The crisis standards of care piece comes from the Institute of Medicine.  It builds off of an earlier report that defined the topic and provides templates for those organizations that will need to do the difficult work of planning for such an ethically fraught state and implementing altered standards of care with all of the potential repercussions:

Crisis Standards of Care: A Systems Framework for Catastrophic Disaster Response 

In 2011 alone, a tornado devastated Joplin, Missouri, and earthquakes rocked New Zealand and Japan, underscoring how quickly and completely health systems can be overwhelmed. Disasters can stress health care systems to the breaking point and disrupt delivery of vital medical services.

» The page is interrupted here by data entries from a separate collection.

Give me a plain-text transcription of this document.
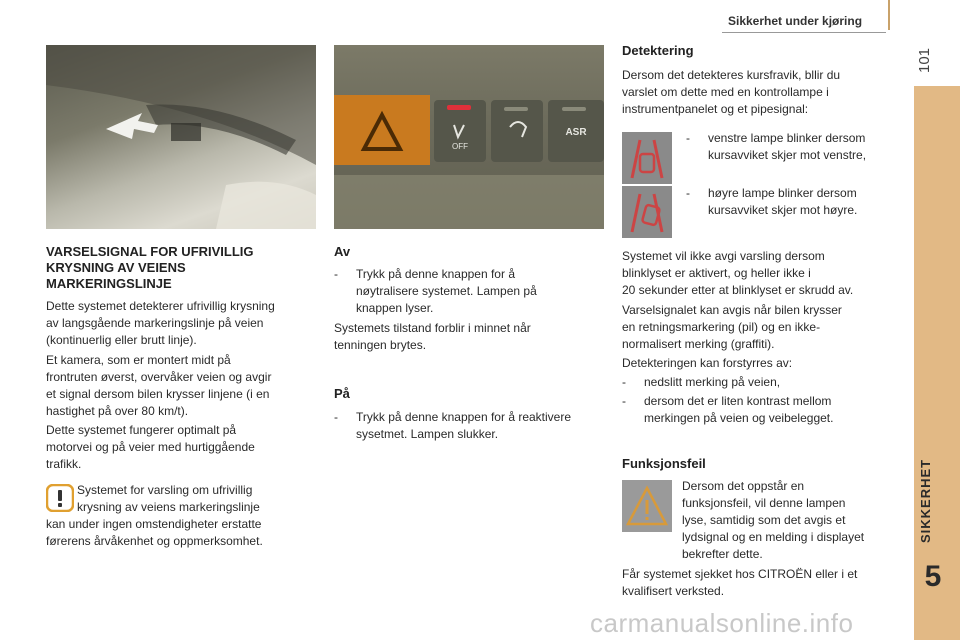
Sikkerhet under kjøring
101
SIKKERHET
5
OFF
ASR
VARSELSIGNAL FOR UFRIVILLIG
KRYSNING AV VEIENS
MARKERINGSLINJE

Dette systemet detekterer ufrivillig krysning

av langsgående markeringslinje på veien

(kontinuerlig eller brutt linje).

Et kamera, som er montert midt på

frontruten øverst, overvåker veien og avgir

et signal dersom bilen krysser linjene (i en

hastighet på over 80 km/t).

Dette systemet fungerer optimalt på

motorvei og på veier med hurtiggående

trafikk.

Systemet for varsling om ufrivillig

krysning av veiens markeringslinje

kan under ingen omstendigheter erstatte

førerens årvåkenhet og oppmerksomhet.

Av
- Trykk på denne knappen for å

nøytralisere systemet. Lampen på

knappen lyser.

Systemets tilstand forblir i minnet når

tenningen brytes.

På
- Trykk på denne knappen for å reaktivere

sysetmet. Lampen slukker.

Detektering

Dersom det detekteres kursfravik, bllir du

varslet om dette med en kontrollampe i

instrumentpanelet og et pipesignal:

- venstre lampe blinker dersom

kursavviket skjer mot venstre,

- høyre lampe blinker dersom

kursavviket skjer mot høyre.

Systemet vil ikke avgi varsling dersom

blinklyset er aktivert, og heller ikke i

20 sekunder etter at blinklyset er skrudd av.

Varselsignalet kan avgis når bilen krysser

en retningsmarkering (pil) og en ikke-

normalisert merking (graffiti).

Detekteringen kan forstyrres av:

- nedslitt merking på veien,

- dersom det er liten kontrast mellom

merkingen på veien og veibelegget.

Funksjonsfeil

Dersom det oppstår en

funksjonsfeil, vil denne lampen

lyse, samtidig som det avgis et

lydsignal og en melding i displayet

bekrefter dette.

Får systemet sjekket hos CITROËN eller i et

kvalifisert verksted.

carmanualsonline.info
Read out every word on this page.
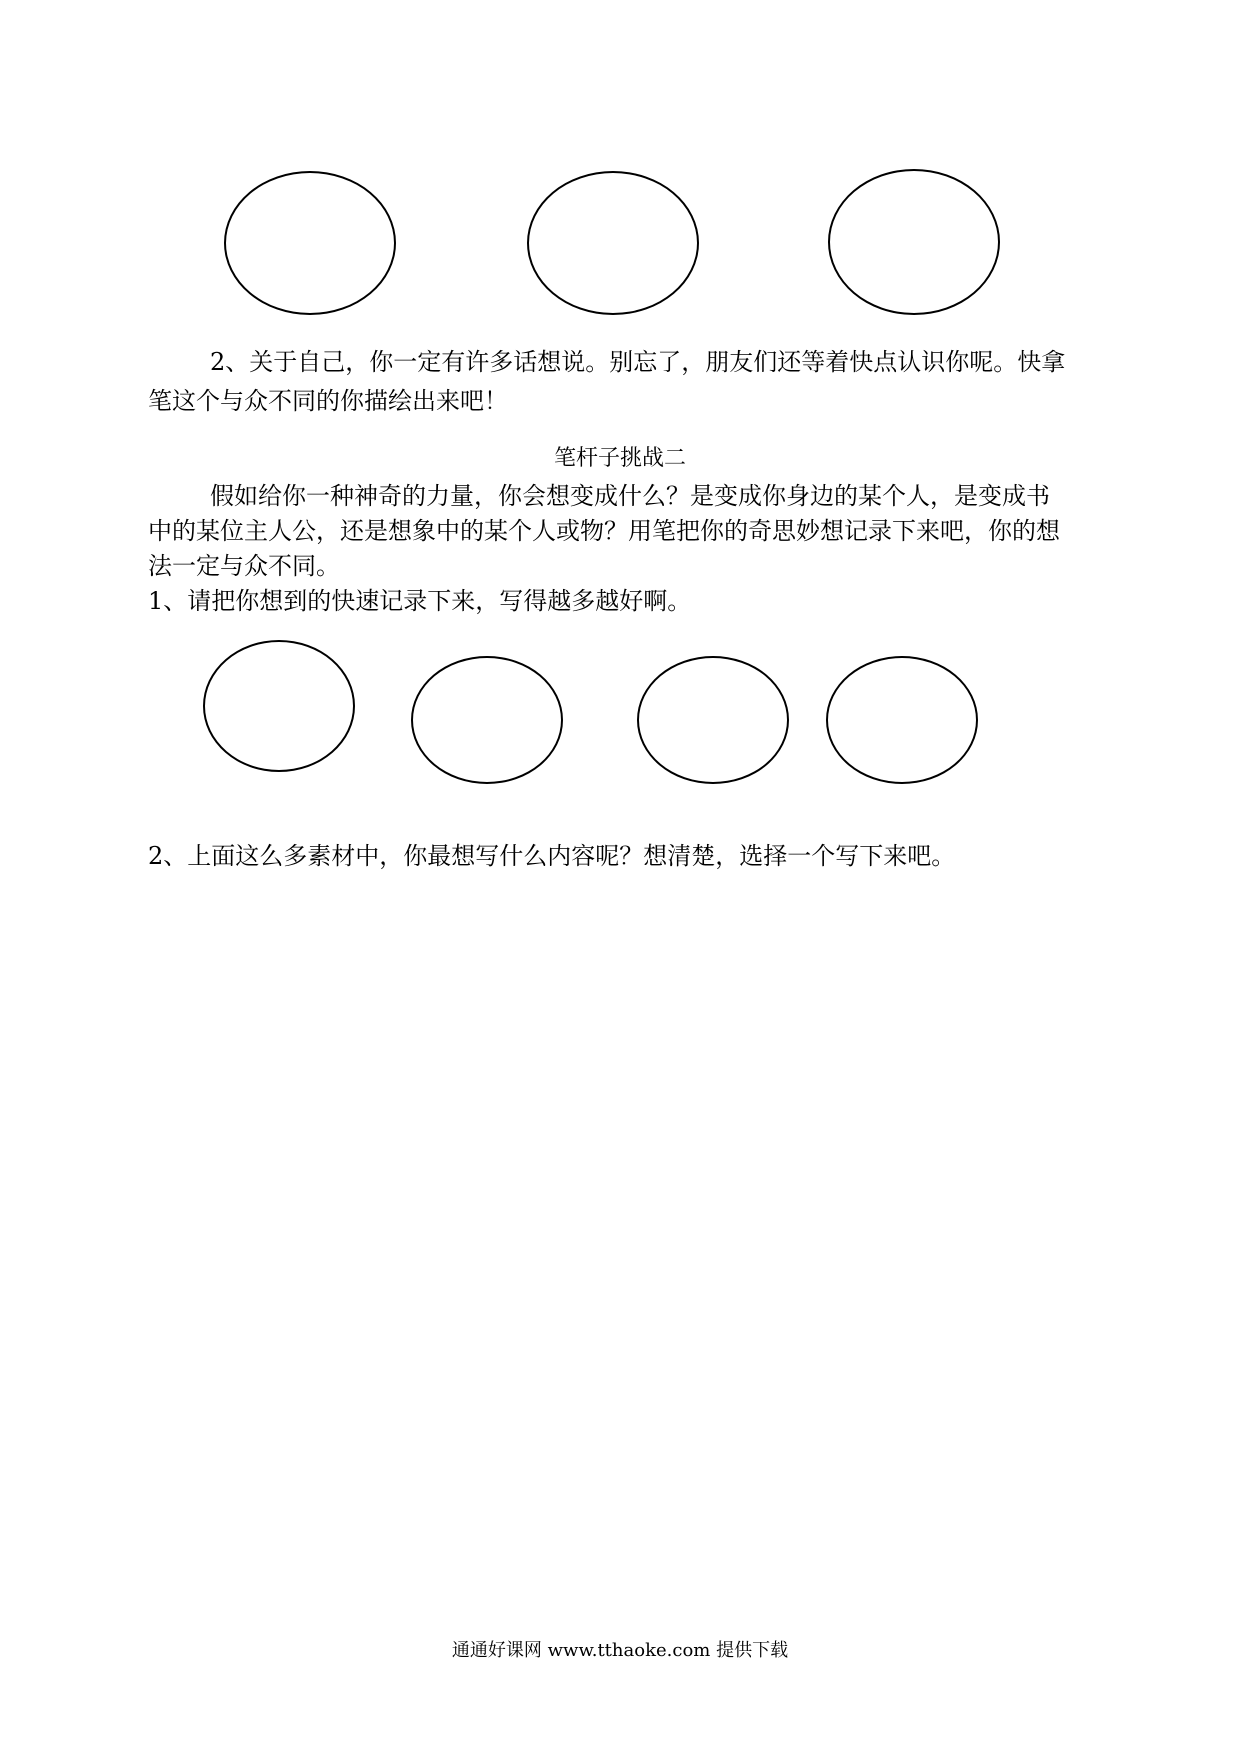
2、关于自己，你一定有许多话想说。别忘了，朋友们还等着快点认识你呢。快拿
笔这个与众不同的你描绘出来吧！
笔杆子挑战二
假如给你一种神奇的力量，你会想变成什么？是变成你身边的某个人，是变成书
中的某位主人公，还是想象中的某个人或物？用笔把你的奇思妙想记录下来吧，你的想
法一定与众不同。
1、请把你想到的快速记录下来，写得越多越好啊。
2、上面这么多素材中，你最想写什么内容呢？想清楚，选择一个写下来吧。
通通好课网 www.tthaoke.com 提供下载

At the request of the HHS, the IOM formed a committee in 2009, which developed guidance that health officials could use to establish and implement standards of care during disasters. In its first report, the committee defined “crisis standards of care” (CSC) as a state of being that indicates a substantial change in health care operations and the level of care that can be delivered in a public health emergency, justified by specific circumstances. During disasters, medical care must promote the use of limited resources to benefit the population as a whole.

In this report, the IOM examines the effect of its 2009 report, and develops vital templates to guide the efforts of professionals and organizations responsible for CSC planning and implementations. Integrated planning for a coordinated response by state and local governments, EMS, health care organizations, and health care providers in the community is critical to successfully responding to disasters. The report provides a foundation of underlying principles, steps needed to achieve implementation, and the pillars of the emergency response system, each separate and yet together upholding the jurisdictions that have the overarching authority for ensuring that CSC planning and response occurs.